The table below summarizes the model's key specifications and selected reported figures.
| Specification | Detail |
|---|---|
| Developer | Qwen team, Alibaba (Tongyi Lab) |
| Base model release | August 4, 2025 |
| Editing model release | August 18, 2025 (Qwen-Image-Edit) |
| Model type | Text-to-image and image-editing foundation model |
| Architecture | Multimodal diffusion transformer (MMDiT) |
| Parameters | ~20 billion (MMDiT backbone) |
| Text / condition encoder | Qwen2.5-VL (7B used in the editing path) |
| Image latent | Variational autoencoder (VAE) |
| Languages (text rendering) | English and Chinese (alphabetic and logographic) |
| License | Apache 2.0 |
| Distribution | Hugging Face, ModelScope, GitHub, Qwen Chat |
| GenEval (reported) | 0.91 overall (after RL) |
| DPG (reported) | 88.32 |
| Editing benchmarks (reported) | State of the art on GEdit, ImgEdit, GSO |
Qwen-Image was released as a fully open-weight model under the permissive Apache 2.0 license, which allows redistribution and commercial use, distinguishing it from closed image generators such as GPT-4o image generation, Google's Gemini image models (informally nicknamed "Nano Banana"), and ByteDance's Seedream [1][3]. The open release drove rapid ecosystem adoption: the model and its editing variant were integrated into the Hugging Face Diffusers library via dedicated pipelines, supported natively in ComfyUI, and quickly accumulated community fine-tunes and LoRA adapters [3][4][6]. Inference backends including vLLM and SGLang variants added support as well [3].

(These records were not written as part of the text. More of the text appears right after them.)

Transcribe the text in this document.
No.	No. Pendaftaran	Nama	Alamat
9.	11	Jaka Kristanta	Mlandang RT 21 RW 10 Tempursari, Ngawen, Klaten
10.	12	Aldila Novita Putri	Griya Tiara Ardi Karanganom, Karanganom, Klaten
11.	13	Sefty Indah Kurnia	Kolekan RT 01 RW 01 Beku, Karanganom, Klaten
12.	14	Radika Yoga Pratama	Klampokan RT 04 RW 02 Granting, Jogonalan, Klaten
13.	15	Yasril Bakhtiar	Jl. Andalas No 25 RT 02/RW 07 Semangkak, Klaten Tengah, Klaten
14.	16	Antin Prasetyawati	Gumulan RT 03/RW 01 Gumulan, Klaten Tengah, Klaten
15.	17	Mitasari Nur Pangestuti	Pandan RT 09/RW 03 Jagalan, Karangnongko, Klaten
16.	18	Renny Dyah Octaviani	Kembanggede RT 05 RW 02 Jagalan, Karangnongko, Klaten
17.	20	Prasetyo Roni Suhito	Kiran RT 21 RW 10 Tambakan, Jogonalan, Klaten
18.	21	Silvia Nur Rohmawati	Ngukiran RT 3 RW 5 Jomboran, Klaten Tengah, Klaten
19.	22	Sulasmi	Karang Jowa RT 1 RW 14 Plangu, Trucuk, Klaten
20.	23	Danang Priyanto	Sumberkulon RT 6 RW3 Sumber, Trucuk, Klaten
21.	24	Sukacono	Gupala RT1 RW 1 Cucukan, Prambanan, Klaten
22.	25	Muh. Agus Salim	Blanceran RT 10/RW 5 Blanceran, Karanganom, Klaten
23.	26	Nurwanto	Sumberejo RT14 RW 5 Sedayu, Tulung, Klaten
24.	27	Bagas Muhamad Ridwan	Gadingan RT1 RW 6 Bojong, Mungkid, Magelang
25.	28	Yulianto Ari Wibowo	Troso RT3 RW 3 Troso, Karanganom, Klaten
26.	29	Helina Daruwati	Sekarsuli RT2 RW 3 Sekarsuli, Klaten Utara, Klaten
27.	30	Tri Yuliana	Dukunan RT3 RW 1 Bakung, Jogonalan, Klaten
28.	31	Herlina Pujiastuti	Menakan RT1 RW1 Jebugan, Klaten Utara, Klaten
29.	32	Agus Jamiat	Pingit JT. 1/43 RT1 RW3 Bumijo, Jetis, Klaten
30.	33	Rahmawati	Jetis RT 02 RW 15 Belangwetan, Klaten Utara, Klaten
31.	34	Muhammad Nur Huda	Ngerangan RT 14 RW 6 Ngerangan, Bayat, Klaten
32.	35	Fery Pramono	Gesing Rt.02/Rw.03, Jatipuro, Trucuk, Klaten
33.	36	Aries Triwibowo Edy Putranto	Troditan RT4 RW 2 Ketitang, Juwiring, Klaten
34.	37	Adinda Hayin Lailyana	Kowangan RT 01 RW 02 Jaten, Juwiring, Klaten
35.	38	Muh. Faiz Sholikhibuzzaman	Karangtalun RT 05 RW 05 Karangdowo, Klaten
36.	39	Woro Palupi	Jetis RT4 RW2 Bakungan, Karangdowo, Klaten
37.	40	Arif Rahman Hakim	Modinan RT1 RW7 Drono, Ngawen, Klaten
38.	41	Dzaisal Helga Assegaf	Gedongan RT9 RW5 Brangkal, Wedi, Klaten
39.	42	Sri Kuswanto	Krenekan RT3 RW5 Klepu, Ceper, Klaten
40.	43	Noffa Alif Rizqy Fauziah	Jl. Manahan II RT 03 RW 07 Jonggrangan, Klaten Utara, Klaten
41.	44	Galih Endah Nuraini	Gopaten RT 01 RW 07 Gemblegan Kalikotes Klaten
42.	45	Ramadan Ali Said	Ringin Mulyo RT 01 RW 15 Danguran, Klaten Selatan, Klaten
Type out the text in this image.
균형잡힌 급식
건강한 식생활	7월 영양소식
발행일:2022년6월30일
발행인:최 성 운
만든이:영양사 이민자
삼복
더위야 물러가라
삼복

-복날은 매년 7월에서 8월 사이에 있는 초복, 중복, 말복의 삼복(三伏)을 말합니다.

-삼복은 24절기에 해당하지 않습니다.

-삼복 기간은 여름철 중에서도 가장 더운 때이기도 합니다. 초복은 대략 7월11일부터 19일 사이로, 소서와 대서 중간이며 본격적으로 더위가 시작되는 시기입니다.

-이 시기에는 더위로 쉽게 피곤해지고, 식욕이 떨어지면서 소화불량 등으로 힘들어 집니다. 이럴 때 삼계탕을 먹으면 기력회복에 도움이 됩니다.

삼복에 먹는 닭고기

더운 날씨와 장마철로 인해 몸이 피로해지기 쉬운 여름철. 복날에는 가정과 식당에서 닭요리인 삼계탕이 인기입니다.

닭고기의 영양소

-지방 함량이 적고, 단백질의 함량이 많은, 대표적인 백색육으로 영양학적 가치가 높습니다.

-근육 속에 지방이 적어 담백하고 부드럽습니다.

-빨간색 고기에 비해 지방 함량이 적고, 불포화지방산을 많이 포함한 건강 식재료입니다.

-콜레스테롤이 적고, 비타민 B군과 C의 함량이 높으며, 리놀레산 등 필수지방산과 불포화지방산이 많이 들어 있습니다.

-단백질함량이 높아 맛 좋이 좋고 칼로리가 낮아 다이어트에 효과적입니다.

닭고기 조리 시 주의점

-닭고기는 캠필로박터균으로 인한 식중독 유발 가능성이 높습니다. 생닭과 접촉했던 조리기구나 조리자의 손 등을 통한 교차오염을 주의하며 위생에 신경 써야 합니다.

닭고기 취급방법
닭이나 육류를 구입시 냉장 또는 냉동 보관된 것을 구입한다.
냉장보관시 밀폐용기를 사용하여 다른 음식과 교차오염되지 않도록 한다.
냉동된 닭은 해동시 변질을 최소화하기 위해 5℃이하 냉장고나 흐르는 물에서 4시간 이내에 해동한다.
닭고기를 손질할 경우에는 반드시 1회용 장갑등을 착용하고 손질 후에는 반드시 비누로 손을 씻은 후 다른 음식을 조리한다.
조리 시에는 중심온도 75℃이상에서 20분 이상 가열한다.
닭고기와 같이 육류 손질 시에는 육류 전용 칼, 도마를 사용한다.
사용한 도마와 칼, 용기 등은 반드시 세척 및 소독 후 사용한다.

Within Alibaba's own portfolio, Qwen-Image complements the company's earlier generative-media efforts, including the Tongyi Wanxiang image line and the Wan video-generation models, and it builds directly on the Qwen2.5-VL vision-language model for its multimodal conditioning [4][5]. Its significance lies in two areas. First, it set a new bar for open image models on text rendering, an area where prior open systems such as FLUX and Stable Diffusion 3.5 had been comparatively weak, and where Qwen-Image's Chinese-text capability in particular had few open peers [1][7]. Second, by pairing strong general generation with a tightly integrated, instruction-based editing model under a permissive license, Qwen-Image became a widely used foundation for downstream creative tooling, contributing to the broader momentum of open Chinese AI models in the generative-image space during 2025 [3][7].